Wednesday, April 9, 2008

The Secret Weapon: O

At last: an advantage to living in Utah. ;-)

I've been training at 4200 feet altitude for the past three years or so. In that rarified air, by the time my three-minute-forty-second routine was over, I was skating on fumes. Well. Lake Placid sits at 1800 feet... Imagine my delight yesterday during my practice session when I finished my program *and* still had gas to spare. Honestly, it's such a profoundly obvious equation: more oxygen, less fatigue. I just had never experienced it before as an athlete. Sweet.

I had another practice later in the day and a short one at eight this morning. Everyone is quite serious about the rehearsals. Regardless of age or level, the skaters are here to give it their all. A few have sponsored their coaches to attend, but I think having my coach Stephanee here would have made me quite anxious. She's extraordinary, believe me, but without her standing by the boards, I find I'm able to reduce that incessant self-conscious mind-chatter having to do with then-now: Last week I could land that flip with my eyes closed. Stephanee must think I'm a complete...andonandon. There is an advantage, I'm saying, to anonymity, to being an unknown quantity to others--and in a certain weird way to myself here--that I hadn't anticipated.

But next year--and I'm quite sure I'll be doing this again, as long as I can, in fact--that circumstance will change. I like making new friends. The funny thing is, one of the first people who spoke to me, a coach for another competitor, knows more about my deep skating past than most. When I stopped for a drink of Powerade this morning, Loren O'Neil smiled and said that I looked so much like Sonja Henie, it was frightening. I have to say this pleased me; we were practicing on the 1932 ice sheet where Sonja won one of her several Olympic titles.

"You knew her?"

"I did," Loren said. And so we chatted for a couple of minutes.

Turns out he knew Joannie McCusker, too, who had skated with Sonja in the Icelandia show. She was hired to teach me Sonja's signature "toework" maneuvers back when I was thirteen (egad forty-plus years ago) and my then-coach decided that I was the perfect candidate to play her in a biographic movie epic. (He was also the one who arranged the photo session at Sonja's Beverly Hills mansion. Turns out she was deathly ill already that day from leukemia and died a couple of months later. But that's another story.) The movie was never made--and I'm probably about the age now she was then. Sigh.
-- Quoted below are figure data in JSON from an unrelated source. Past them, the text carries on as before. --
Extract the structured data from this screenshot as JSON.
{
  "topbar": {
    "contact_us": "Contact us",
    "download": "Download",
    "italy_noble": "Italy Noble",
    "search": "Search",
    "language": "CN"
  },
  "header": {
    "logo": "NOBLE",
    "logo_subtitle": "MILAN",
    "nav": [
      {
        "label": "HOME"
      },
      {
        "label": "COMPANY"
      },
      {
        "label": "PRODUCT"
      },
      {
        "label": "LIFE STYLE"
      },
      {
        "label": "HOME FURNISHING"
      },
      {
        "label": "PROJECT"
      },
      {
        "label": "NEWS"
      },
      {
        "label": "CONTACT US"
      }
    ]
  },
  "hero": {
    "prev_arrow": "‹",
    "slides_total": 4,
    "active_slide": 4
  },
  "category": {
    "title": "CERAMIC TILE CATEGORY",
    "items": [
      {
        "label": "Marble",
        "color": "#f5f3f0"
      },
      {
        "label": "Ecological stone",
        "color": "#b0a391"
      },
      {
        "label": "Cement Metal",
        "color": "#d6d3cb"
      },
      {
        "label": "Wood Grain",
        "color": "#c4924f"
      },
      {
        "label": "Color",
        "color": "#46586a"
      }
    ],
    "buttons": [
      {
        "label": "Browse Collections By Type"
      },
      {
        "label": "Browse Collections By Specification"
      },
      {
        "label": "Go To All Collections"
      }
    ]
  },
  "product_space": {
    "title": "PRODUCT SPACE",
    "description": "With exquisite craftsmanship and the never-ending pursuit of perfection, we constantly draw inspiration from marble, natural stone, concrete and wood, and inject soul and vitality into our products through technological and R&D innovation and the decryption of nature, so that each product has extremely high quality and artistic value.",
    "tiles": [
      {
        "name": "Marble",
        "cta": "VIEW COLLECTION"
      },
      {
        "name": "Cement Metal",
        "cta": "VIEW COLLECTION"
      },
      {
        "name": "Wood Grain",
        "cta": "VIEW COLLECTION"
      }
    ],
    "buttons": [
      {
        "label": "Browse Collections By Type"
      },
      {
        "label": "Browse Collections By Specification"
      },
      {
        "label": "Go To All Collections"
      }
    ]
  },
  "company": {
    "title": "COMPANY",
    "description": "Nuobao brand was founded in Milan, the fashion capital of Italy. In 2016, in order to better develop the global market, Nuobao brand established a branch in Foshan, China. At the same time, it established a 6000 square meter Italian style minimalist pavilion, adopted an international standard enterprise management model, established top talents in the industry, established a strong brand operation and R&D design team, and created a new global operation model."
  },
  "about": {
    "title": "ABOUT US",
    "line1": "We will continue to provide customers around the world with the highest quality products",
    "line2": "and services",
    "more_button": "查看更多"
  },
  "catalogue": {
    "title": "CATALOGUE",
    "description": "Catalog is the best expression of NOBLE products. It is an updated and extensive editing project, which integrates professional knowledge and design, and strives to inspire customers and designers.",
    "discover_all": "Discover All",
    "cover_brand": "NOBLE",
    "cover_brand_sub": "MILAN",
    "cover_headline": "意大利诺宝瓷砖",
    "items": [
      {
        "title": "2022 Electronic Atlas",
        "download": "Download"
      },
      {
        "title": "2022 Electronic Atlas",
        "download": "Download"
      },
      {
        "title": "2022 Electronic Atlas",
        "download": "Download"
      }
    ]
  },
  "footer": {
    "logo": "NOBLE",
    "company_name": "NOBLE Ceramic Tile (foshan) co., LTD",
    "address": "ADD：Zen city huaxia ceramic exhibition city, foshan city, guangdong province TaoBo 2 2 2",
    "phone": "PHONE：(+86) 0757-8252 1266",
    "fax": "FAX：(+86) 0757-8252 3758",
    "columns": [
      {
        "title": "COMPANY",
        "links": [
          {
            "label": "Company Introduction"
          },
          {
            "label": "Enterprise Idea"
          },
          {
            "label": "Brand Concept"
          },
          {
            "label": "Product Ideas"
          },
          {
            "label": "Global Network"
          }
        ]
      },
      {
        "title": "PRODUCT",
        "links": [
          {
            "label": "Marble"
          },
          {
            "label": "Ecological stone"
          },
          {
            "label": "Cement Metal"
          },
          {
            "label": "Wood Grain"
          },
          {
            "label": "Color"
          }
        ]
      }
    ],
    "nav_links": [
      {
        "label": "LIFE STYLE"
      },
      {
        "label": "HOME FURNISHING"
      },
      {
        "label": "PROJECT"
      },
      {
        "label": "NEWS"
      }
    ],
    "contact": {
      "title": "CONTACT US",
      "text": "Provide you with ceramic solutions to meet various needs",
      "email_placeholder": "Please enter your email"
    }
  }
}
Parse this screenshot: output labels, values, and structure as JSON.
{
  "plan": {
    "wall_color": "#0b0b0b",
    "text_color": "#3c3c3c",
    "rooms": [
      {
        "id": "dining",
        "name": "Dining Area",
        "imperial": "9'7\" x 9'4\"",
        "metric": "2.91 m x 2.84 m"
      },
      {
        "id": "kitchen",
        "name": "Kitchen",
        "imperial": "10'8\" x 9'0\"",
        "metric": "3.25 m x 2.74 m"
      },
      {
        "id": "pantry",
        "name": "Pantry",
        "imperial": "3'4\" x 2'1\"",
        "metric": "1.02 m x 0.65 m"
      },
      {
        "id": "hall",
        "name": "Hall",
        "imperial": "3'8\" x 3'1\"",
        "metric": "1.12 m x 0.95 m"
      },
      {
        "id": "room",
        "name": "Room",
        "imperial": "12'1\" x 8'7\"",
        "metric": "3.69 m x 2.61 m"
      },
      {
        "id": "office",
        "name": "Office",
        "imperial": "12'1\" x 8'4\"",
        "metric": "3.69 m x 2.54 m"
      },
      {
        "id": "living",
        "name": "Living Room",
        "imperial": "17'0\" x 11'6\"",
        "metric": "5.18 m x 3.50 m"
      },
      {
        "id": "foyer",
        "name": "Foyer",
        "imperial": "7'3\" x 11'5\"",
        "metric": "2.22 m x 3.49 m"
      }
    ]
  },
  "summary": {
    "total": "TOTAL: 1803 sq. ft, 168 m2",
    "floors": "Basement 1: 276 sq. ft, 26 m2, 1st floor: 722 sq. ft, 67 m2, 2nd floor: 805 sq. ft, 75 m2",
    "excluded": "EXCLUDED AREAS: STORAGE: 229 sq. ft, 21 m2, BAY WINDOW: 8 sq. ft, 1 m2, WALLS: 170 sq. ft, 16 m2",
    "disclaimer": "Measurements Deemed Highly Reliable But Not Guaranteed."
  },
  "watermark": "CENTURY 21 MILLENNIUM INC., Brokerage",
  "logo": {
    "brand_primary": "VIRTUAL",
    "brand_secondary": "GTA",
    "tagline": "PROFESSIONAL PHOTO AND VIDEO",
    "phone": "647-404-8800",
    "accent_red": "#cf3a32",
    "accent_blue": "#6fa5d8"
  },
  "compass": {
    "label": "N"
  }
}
Please stop me before I say it. Oh, nevermind: It's a small world--and while we're at it, Carpe diem.

I feel right home here among my peers, even though this whole competitive scene is quite foreign to me. The prevailing attitude seems to be joy; joy for the sport, the cameraderie, the fact that our bodies are still obliging our whims, at least in small spurts. And then, of course, there are the lovely skating dresses. A lady should never outgrow the joy of wearing chiffon and sequins in public.

PS: I'd like to thank my official photographer and videographer, Don Marano, for his splendid documentary work thus far.